I do have seen the archive of cfd-online and read the "laminar flame-methane/air" in detail and do something(coupled solver, small mesh, grid adaption) suggested by others, but it does't work.

So, could you tell me (1)how did you solve that flame extinct problem? (2)What are key factors to solve this problem? (3)Did you consider the radiation of the flue gas(flame) and the wall? (4)How to define "internal emissivity"( 1 by default) for mixture inlet and outlet?

I'm writing the paper for PH.D.,and very anxius about no applicable result. Can you give me a hand? please.

Thank you very much. Sincerely yours, Harry.

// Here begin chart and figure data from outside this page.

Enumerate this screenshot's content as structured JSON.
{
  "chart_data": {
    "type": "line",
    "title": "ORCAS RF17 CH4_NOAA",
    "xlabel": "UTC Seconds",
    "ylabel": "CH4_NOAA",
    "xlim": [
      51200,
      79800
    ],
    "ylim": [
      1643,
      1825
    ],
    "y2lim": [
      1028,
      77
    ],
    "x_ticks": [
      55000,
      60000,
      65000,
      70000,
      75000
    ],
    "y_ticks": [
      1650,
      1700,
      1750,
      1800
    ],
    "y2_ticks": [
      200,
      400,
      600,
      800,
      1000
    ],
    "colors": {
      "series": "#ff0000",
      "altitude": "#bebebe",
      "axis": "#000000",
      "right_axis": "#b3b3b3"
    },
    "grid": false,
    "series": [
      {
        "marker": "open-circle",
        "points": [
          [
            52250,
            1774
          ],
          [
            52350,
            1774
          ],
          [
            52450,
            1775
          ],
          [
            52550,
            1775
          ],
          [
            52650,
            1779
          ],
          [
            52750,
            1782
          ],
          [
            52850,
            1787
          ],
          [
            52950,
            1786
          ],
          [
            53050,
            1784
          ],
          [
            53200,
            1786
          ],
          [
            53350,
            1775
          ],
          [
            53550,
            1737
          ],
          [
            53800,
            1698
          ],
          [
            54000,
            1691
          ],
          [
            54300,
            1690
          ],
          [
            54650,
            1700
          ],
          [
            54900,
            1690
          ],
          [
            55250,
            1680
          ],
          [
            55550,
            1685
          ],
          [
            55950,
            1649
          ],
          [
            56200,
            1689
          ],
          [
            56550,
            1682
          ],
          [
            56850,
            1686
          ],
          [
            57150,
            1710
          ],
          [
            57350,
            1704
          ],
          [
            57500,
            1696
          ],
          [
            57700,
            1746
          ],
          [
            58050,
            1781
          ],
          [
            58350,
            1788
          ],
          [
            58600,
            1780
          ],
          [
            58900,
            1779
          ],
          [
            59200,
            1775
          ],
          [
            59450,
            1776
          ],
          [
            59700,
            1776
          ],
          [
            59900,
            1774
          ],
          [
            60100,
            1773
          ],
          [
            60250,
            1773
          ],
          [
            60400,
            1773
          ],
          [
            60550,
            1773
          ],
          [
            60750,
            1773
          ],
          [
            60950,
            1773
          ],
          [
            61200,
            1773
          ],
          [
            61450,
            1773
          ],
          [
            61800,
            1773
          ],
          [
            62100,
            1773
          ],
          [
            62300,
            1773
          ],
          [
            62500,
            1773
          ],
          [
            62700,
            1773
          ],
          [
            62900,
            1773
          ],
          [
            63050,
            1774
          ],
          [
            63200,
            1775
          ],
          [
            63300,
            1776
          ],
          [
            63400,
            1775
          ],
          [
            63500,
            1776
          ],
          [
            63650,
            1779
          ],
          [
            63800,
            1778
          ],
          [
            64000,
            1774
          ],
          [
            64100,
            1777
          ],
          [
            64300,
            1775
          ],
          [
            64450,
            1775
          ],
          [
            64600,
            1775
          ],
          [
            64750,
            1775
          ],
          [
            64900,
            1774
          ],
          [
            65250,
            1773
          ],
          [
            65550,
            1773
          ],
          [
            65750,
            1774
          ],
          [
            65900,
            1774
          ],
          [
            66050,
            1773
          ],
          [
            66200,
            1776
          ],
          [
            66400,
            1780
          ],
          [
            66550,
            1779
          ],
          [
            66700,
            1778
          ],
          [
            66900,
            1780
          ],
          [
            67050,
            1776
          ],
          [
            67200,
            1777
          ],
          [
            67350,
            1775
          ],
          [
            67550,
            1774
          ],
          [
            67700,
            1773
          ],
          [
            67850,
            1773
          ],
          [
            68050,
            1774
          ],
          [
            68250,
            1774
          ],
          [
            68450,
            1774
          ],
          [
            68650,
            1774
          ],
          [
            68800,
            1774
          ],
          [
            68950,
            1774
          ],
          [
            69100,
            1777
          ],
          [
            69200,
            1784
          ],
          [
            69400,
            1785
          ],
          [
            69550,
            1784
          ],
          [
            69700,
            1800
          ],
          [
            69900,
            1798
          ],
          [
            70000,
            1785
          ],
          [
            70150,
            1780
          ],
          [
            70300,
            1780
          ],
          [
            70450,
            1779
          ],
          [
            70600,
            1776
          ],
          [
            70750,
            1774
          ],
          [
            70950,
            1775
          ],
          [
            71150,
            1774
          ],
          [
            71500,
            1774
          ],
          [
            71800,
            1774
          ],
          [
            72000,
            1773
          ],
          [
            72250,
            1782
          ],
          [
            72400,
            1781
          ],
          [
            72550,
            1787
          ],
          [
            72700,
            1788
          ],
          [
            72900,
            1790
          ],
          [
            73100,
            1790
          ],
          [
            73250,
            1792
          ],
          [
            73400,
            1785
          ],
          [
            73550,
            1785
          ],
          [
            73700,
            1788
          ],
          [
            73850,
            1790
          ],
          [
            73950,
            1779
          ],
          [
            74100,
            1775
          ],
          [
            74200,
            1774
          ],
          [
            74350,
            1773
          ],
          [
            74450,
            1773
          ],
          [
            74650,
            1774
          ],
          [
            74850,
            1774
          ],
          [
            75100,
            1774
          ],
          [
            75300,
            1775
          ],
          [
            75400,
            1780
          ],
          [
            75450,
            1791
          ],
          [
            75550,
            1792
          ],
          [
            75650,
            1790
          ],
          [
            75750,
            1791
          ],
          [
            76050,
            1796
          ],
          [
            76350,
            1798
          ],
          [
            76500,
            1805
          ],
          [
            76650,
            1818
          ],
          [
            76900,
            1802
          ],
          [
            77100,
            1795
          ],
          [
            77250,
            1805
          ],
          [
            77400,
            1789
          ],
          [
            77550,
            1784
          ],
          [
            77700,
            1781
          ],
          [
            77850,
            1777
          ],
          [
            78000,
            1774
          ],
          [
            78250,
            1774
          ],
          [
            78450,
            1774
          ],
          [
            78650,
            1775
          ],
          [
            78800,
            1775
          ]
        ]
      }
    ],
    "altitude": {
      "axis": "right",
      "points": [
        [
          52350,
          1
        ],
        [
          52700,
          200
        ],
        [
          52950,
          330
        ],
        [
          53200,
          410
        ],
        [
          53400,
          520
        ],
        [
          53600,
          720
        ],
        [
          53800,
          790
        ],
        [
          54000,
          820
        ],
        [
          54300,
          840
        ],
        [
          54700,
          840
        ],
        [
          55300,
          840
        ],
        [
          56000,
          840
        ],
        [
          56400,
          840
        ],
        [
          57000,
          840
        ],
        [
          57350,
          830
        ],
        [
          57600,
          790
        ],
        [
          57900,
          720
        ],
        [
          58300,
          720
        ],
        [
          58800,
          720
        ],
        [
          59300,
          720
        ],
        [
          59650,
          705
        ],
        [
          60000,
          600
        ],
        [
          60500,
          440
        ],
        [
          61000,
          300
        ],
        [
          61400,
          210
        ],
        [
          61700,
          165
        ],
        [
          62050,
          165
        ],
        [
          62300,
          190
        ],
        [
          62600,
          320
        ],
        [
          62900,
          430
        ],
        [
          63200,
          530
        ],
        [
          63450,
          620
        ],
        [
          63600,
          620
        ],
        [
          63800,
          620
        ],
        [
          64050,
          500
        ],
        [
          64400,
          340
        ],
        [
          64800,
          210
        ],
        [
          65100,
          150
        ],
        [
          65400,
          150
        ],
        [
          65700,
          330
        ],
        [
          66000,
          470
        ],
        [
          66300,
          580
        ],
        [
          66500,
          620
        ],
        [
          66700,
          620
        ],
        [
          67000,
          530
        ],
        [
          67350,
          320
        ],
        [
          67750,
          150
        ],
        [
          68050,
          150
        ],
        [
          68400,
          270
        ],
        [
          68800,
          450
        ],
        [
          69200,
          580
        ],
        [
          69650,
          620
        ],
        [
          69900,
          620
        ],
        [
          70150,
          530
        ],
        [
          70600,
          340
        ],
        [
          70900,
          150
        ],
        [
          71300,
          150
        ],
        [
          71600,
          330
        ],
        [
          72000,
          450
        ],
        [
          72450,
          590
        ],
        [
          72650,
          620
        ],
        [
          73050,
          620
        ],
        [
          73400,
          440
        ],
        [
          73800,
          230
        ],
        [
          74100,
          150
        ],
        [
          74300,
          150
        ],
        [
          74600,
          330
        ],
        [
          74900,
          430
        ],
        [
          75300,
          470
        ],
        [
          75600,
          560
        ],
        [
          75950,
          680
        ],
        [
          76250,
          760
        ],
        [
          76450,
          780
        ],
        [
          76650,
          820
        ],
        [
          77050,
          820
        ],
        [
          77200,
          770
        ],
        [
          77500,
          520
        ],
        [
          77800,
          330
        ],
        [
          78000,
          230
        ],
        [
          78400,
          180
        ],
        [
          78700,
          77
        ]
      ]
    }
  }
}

 Volker Pawlik March 28, 2001 06:09

Hello Harry,

excuse me for not answering at once. Yes it would be nice to get an image of a cut through the flame. Please send it to my e-mail address. Where are you doing your Ph.D?

As I already told you, I am also still learning how to model laminar flames and how to produce reasonable results. The way I ,respectively the fluent staff got one result with the one-step mechanism (coeff. from the fluent database) without radiation was

1. to generate a cold flow solution of the laminar flow field of the 2D-slot

2. patch temperature (about the adiabatic flame temp), and mass-fractions for products and educts (=0) to the expected flame zone

3. start with CFL=1 and increase it after some it up to 200

4. maybe you have to use the double precision solver. I had some difficulties in getting the same result as others on a Sun or respectively on NT with IBM-AIX and the single-precision solver

5. For mechanisms with more steps I have yet no experience. I will inform you, when I know s.th. new.

6. As I mentioned: Diff. coeff. seem to be very important, since the main problems disappeared after having them defined by kinetic theory. I want to mention that even viscosity and thermal conductivity were defined by kinetic theory. But I don't think that kinetic theory property def. will have succeess over piecewise def. for those two.